Relatives took care of Renate when her mother was on duty. Later, when they were bombed out, she was given to several foster families. Ultimately, as the situation progressively deteriorated, the child ended up being evacuated to a farm in Pomerania.
When the Russian Red Army arrived in the area in late 1944, all contact was lost with Renate. Her mother spent years trying to trace her child in the early post-war period via the Red Cross and other German search organisations but to no avail. Subsequently she sadly concluded her child must have been killed.
But at that time a family in Schleswig Holstein in northern Germany was looking after Renate. Not until she was 16 did Renate discover she was a foster child.
Armed with that information, she immediately instigated a search for her real mother, refusing to believe she had died in the war.
In fact Kowalski had married the new man in her life and immigrated to Australia.
Even when Renate was given a German orphan's pension, she never gave up believing her mother was still alive. On leaving school and moving to Berlin she continued the search for her mother.
In the early winter of 2005, she received an urgent message telling her to contact German officials.

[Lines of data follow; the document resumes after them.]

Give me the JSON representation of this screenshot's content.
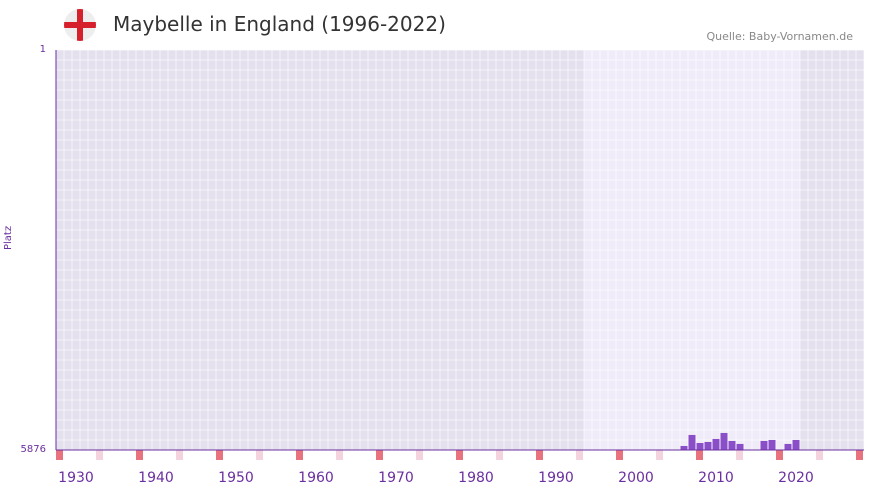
{
  "header": {
    "title": "Maybelle in England (1996-2022)",
    "source": "Quelle: Baby-Vornamen.de",
    "flag_icon": "england-flag-icon"
  },
  "chart_data": {
    "type": "bar",
    "title": "Maybelle in England (1996-2022)",
    "ylabel": "Platz",
    "ylim": [
      5876,
      1
    ],
    "y_ticks": [
      "1",
      "5876"
    ],
    "x_range": [
      1928,
      2028
    ],
    "x_ticks": [
      "1930",
      "1940",
      "1950",
      "1960",
      "1970",
      "1980",
      "1990",
      "2000",
      "2010",
      "2020"
    ],
    "highlight_range": [
      1994,
      2020
    ],
    "bars": [
      {
        "year": 2006,
        "rank": 5817
      },
      {
        "year": 2007,
        "rank": 5655
      },
      {
        "year": 2008,
        "rank": 5773
      },
      {
        "year": 2009,
        "rank": 5758
      },
      {
        "year": 2010,
        "rank": 5714
      },
      {
        "year": 2011,
        "rank": 5626
      },
      {
        "year": 2012,
        "rank": 5743
      },
      {
        "year": 2013,
        "rank": 5787
      },
      {
        "year": 2016,
        "rank": 5743
      },
      {
        "year": 2017,
        "rank": 5729
      },
      {
        "year": 2019,
        "rank": 5787
      },
      {
        "year": 2020,
        "rank": 5729
      }
    ],
    "colors": {
      "bar": "#8a4fc8",
      "bg": "#e4e0ee",
      "highlight": "#efebf8",
      "axis": "#6a2fa0",
      "marker": "#e8737e",
      "marker_light": "#f3d3de"
    }
  }
}
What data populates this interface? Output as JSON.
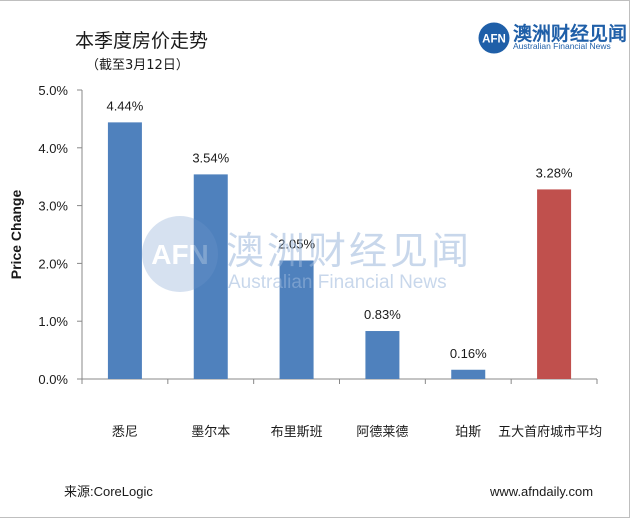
{
  "header": {
    "title": "本季度房价走势",
    "subtitle": "（截至3月12日）"
  },
  "brand": {
    "mark_text": "AFN",
    "name_cn": "澳洲财经见闻",
    "name_en": "Australian Financial News"
  },
  "watermark": {
    "mark_text": "AFN",
    "name_cn": "澳洲财经见闻",
    "name_en": "Australian Financial News"
  },
  "footer": {
    "source": "来源:CoreLogic",
    "website": "www.afndaily.com"
  },
  "colors": {
    "bar_default": "#4f81bd",
    "bar_highlight": "#c0504d",
    "brand": "#1f5fa8"
  },
  "chart_data": {
    "type": "bar",
    "categories": [
      "悉尼",
      "墨尔本",
      "布里斯班",
      "阿德莱德",
      "珀斯",
      "五大首府城市平均"
    ],
    "values": [
      4.44,
      3.54,
      2.05,
      0.83,
      0.16,
      3.28
    ],
    "data_labels": [
      "4.44%",
      "3.54%",
      "2.05%",
      "0.83%",
      "0.16%",
      "3.28%"
    ],
    "highlight": [
      false,
      false,
      false,
      false,
      false,
      true
    ],
    "title": "本季度房价走势",
    "subtitle": "（截至3月12日）",
    "xlabel": "",
    "ylabel": "Price Change",
    "ylim": [
      0,
      5
    ],
    "yticks": [
      "0.0%",
      "1.0%",
      "2.0%",
      "3.0%",
      "4.0%",
      "5.0%"
    ],
    "grid": false,
    "legend": "none"
  }
}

Kowalski, though earlier presumed by the authorities to be dead, had been traced to Australia where she draws a monthly (German) old-age pension.
Weeks later an overjoyed Renate flew to Adelaide to be reunited with her mum and her three half-sisters.
Since learning her mother was in Australia, Renate says she spent "every morning practising my English, just in case my mother had forgotten some of her German".
"I am so happy," she says. During her fortnight's stay in sunny Adelaide, she spent a lot of time taking more than 700 photos of her mother, half-sisters and other family relatives.
Now, safely back home in Germany, Renate Wirostek is making plans for her mother to visit Berlin. "She will come in May at the very latest," she says.